Prime Minister Stephen Harper, left, photographed with former prime minister Brian Mulroney in April, said Friday that the government should not have a 'free hand' in investigating political predecessors through the use of public inquiries.Prime Minister Stephen Harper, left, photographed with former prime minister Brian Mulroney in April, said Friday that the government should not have a 'free hand' in investigating political predecessors through the use of public inquiries.
(Jonathan Hayward/Canadian Press)

"Do they really want to say that I, as prime minister, should have a free hand to launch inquiries against my predecessors?" Harper asked reporters Friday in Halifax following a speech to the Congress of Aboriginal Peoples.

During question period Friday, opposition members renewed their calls for an inquiry following German businessman Karlheinz Schreiber's interview with CBC's The Fifth Estate earlier this week.

Schreiber said there was an attempted coverup to save Mulroney's reputation after Schreiber made $300,000 in cash payments to the former prime minister when he was out of office between 1993 and 1994.

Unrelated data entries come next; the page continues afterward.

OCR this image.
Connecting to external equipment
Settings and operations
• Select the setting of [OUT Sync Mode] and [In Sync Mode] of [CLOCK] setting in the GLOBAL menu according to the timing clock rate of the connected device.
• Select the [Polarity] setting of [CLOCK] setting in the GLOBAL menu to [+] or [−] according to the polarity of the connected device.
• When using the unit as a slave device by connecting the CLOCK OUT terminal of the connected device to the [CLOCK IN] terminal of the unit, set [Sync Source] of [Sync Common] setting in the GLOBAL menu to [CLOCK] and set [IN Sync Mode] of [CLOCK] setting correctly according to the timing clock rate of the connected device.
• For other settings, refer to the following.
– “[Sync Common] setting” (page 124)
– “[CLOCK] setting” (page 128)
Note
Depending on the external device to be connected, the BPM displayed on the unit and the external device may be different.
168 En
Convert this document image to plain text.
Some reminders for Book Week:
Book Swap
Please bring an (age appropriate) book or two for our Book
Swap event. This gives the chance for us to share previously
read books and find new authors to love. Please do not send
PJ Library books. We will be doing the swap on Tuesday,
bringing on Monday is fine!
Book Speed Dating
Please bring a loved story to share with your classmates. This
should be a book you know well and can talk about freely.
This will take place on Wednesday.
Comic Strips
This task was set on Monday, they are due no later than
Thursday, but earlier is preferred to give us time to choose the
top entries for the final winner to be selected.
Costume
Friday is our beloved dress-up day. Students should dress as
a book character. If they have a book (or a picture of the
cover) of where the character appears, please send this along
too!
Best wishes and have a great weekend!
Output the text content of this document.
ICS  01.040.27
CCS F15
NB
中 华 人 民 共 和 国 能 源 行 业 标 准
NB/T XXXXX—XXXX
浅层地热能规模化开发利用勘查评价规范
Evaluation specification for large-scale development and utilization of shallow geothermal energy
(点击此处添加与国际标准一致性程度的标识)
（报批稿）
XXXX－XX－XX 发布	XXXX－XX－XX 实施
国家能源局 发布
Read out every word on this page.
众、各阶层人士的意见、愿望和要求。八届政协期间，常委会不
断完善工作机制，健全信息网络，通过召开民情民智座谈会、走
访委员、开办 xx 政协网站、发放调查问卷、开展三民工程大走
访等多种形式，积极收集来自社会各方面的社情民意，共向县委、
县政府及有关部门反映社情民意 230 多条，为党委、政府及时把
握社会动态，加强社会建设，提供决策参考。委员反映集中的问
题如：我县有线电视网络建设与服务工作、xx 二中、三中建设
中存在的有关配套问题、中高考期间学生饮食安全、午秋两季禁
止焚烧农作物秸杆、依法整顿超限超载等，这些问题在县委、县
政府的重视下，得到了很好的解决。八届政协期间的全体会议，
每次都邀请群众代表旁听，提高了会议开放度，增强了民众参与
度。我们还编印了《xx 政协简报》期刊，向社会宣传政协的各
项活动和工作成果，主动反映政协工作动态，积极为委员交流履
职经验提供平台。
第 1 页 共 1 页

Mulroney wanted Schreiber to provide a statement that the former prime minister at no time solicited or received compensation of any kind from the German businessman, Schreiber told The Fifth Estate. But Schreiber did not provide Mulroney with it.

The program also revealed that Mulroney did not pay taxes on the payments in the years he received the money. He later made a voluntary disclosure of the income to Revenue Canada.

Harper also issued a thinly-veiled warning to the Liberals, saying he could use the opportunity to investigate former prime minister Jean Chrétien's involvement in the controversial sale of a golf course in his Quebec riding — even though the justice system has already dealt with the matter.

In 2000, former ethics counsellor Howard Wilson ruled Chrétien did not violate existing conflict-of-interest rules.

Or, Harper said, he could also launch an inquiry to look into Paul Martin's involvement with Canada Steamship Lines, a company Martin held in trust and later handed to his sons while he was prime minister.

"This is not a route that I want to go down," Harper said. "And I don't think that if the Liberal party thought twice about it, it is a power they would want to give me."

Mulroney received an apology in 1997

The prime minister noted that Mulroney successfully sued for libel and received an apology from the Chrétien government and a $2.1-million settlement in 1997 — paid by Canadian taxpayers — after the RCMP investigated allegations that Mulroney accepted kickbacks from Schreiber for the purchase of a large order of Airbus jets when he was still in office.

"I think this suggestion that a government would use its authority not to allow the authorities to investigate as they see appropriate, but to launch politically driven inquiries into its political opponents, is extremely dangerous," Harper said.

Schreiber, who is currently suing Mulroney over the money, has said the payments, handed out in hotel rooms between 1993 and 1994, were intended to enlist his help in establishing an arms factory in Quebec and, later, a pasta business in Ontario.

Mulroney has never explained his side of the story about the payments.

Spokesmen for Mulroney have said only that he was out of public life at the time of his dealings with Schreiber, and that the money was paid in connection with private business deals.